Lack of vulgarity turns off Italians

ITALY'S annual exercise in shameless kitsch is in big trouble. The San Remo music festival, a homespun variant on the Eurovision Song Contest but without the breadth of talent, always used to puzzle foreigners because its parade of platitudes and artificial glitter glued tens of millions of viewers to their television screens for an entire week.

This year, though, audience figures have hovered somewhere around the 11 million mark - not exactly a bad showing, but nothing compared to the 18 or 20 million who have faithfully tuned in, in years past. By the standards of Italian television, the drop is little short of a social revolution.

What has happened? Have viewers finally sickened of ageing music hall acts crooning endlessly about full moons, the wistful passing of time and the immortality of love? Has the country grown tired of the traditional rivalry between the two beautiful female presenters who are obliged to flirt with the ugly male one?

The reverse seems to be true. "The festival is losing viewers because it is not disgusting enough," speculates the cultural critic Curzio Maltese. "It is not sufficiently vulgar and violent to satisfy an audience corrupted by years of gameshows, perverted sentiments and cynicism." In other words, in the lurid modern world of Silvio Berlusconi's television empire - all bulging breast implants and straight-to-camera humiliations - San Remo, which goes out on the RAI state broadcasting service, has simply become too twee.

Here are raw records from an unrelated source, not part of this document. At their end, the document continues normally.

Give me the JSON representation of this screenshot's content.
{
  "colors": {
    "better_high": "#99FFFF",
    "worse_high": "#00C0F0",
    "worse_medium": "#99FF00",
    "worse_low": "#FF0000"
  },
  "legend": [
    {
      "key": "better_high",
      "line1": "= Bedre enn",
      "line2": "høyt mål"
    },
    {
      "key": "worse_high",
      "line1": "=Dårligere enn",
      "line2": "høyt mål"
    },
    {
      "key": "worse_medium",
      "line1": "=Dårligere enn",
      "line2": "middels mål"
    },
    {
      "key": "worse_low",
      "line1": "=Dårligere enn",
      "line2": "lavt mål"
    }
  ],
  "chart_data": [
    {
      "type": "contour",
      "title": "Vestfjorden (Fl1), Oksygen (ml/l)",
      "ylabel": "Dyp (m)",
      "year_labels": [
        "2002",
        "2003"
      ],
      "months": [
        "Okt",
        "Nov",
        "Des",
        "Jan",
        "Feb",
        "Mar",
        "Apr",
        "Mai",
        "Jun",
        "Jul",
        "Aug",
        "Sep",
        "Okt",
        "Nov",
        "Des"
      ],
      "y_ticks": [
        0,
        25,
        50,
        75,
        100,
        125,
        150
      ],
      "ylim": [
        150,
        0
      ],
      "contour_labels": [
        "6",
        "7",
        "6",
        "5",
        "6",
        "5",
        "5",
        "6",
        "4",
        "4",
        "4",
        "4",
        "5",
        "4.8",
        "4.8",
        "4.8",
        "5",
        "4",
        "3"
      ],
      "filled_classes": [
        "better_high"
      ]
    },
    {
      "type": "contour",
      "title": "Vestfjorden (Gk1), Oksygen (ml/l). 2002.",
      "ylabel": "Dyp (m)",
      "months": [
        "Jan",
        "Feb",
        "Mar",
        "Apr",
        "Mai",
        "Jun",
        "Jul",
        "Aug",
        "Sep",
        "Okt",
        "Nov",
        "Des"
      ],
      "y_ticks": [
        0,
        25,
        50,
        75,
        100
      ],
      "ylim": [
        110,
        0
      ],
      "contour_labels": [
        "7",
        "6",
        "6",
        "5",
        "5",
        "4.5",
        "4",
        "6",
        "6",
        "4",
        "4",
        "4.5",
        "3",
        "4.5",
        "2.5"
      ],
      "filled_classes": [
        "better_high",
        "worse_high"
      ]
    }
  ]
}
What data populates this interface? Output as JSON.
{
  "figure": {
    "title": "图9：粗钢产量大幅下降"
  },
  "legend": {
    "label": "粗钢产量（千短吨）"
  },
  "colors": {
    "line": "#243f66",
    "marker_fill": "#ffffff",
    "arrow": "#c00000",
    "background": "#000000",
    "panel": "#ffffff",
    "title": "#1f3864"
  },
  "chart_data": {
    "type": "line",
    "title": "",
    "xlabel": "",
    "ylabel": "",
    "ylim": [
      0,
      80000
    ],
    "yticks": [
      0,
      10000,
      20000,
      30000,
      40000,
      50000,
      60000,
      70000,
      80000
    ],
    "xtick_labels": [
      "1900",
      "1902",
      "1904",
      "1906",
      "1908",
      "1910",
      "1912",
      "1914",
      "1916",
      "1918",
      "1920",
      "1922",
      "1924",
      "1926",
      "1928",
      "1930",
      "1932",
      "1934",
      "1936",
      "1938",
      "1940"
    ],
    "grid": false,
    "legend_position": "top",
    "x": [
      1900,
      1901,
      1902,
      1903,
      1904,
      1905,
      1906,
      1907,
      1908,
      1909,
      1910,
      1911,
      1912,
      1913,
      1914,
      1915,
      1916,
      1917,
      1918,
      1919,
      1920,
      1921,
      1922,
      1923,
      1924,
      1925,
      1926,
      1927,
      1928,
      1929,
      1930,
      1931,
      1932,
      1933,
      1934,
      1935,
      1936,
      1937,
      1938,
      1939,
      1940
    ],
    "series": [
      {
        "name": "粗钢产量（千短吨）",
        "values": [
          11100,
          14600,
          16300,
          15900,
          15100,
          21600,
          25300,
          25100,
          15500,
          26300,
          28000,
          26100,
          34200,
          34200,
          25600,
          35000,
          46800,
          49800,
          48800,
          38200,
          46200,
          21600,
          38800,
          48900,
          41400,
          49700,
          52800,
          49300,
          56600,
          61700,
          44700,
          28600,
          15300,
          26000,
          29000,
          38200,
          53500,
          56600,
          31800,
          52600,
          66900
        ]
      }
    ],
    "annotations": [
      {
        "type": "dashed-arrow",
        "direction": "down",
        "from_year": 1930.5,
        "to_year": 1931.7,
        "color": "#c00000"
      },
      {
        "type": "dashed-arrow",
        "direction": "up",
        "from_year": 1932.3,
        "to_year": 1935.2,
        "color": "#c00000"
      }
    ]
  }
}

For many years, the old-fashioned flavour was part of the appeal, a throwback to the innocent days of 1950s beach holidays and good Catholic family values. But clearly audiences will no longer accept the likes of Umberto Bindi, who looks like Yasser Arafat in a ponytail and sings his sub-airport lounge material in a voice like rancid treacle. "Everyone lies in the bed that they deserve," was the refrain of his eminently forgettable song.

The festival's master of ceremonies, Pippo Baudo, has blamed his bad week squarely on Berlusconi's private channels. "We're under constant ambush," he complained. "They'd like to see me in my underpants, or completely naked, or even dead."

That is certainly the career path taken by many of his erstwhile co-presenters. The voluptuous model Cannelle went on to be hypnotised live on television and induced to take off all her clothes. One of last year's belles, Anna Falchi, was recently reduced to tears on the Italian equivalent of Beadle's About when the programme makers made her believe she was responsible for wrecking a friend's new Ferrari.

This year, by contrast, San Remo has shown worrying signs of political correctness. One song spoke frankly about homosexuality for the first time in the history of the festival and two singers, previously shunned because of their sexual orientation, were given a warm welcome. Moreover, the proceedings were kicked off with a guest appearance by Bruce Springsteen, no less, who lent an unaccustomed touch of class with a performance of the title track of his new album The Ghost of Tom Joad.

Only the opening credits really got into the kitschy spirit with any enthusiasm. "If you want to sing then sing, because San Remo is the thing," went the jingle. Now that's more like it.